Tate, who currently serves as provost and executive vice president for academic affairs at the University of South Carolina, has been handpicked by LSU’s Board of Supervisors to replace LSU’s president Tom Galligan, who served as school president since January 2020. After interviewing two other finalists for the position, the board voted 15-0 in favor of Tate.
“What I’m really most excited about is I met students here who really are amazing, and for me, this position is all about what we can do to help students and give people access and opportunity in higher education,” Tate said in a statement. “That’s really in my DNA, how do we help people regardless of their background—we find the money, get you here, and give you the opportunity to live your dream. I think there is no better place in the United States to come find your dream and to make it happen than right here at LSU.”

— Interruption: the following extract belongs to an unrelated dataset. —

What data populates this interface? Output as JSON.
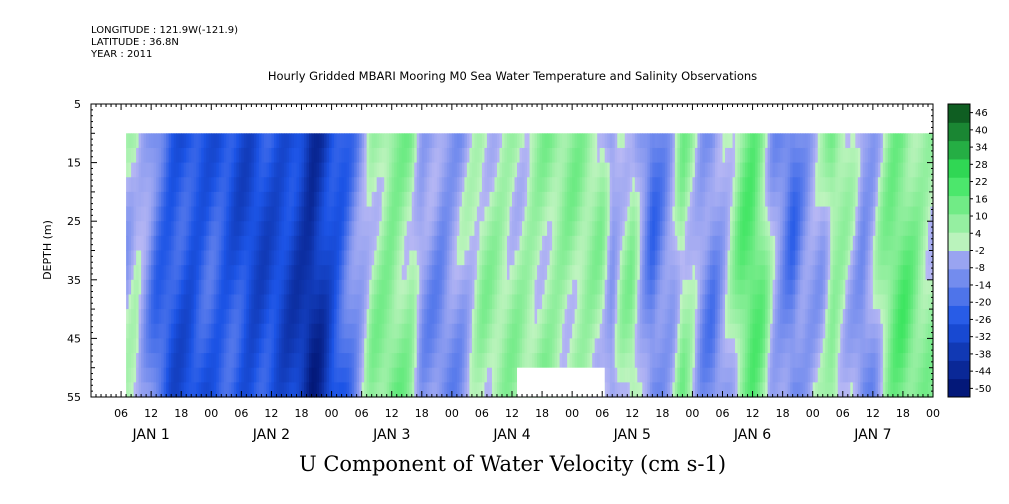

For those curious about his experience level and accomplishments at South Carolina, LSU is kind enough to provide receipts as well as a summary of what he’ll bring to the table:
During his time at University of South Carolina, Tate launched Carolina Online as the university’s comprehensive effort to deliver degree programs and professional credentials online; established the Provost’s Postdoctoral Fellowship program, which offers postdoctoral fellowships with the specific aim of increasing faculty diversity and research productivity on campus; and guided in collaboration with the Faculty Senate the development of a “Founding Documents” course for incoming freshmen.
Tate received his Ph.D. in mathematics education from the University of Maryland, Master of Arts in Teaching from the University of Texas at Dallas, Master of Psychiatric Epidemiology from Washington University School of Medicine, and Bachelor of Science in economics from Northern Illinois University.
“This is a very pivotal time at our university,” LSU Board Chair Robert Dampf said in a statement. “From economic, environmental, social challenges, but we are doing great things at this place. From our academic achievements, our enrollment, our diversity, I’m very proud of what we’ve accomplished. We set about to find a great leader, and we found one.”
Tate will assume his new position in July, and will undoubtedly bring Black excellence with him.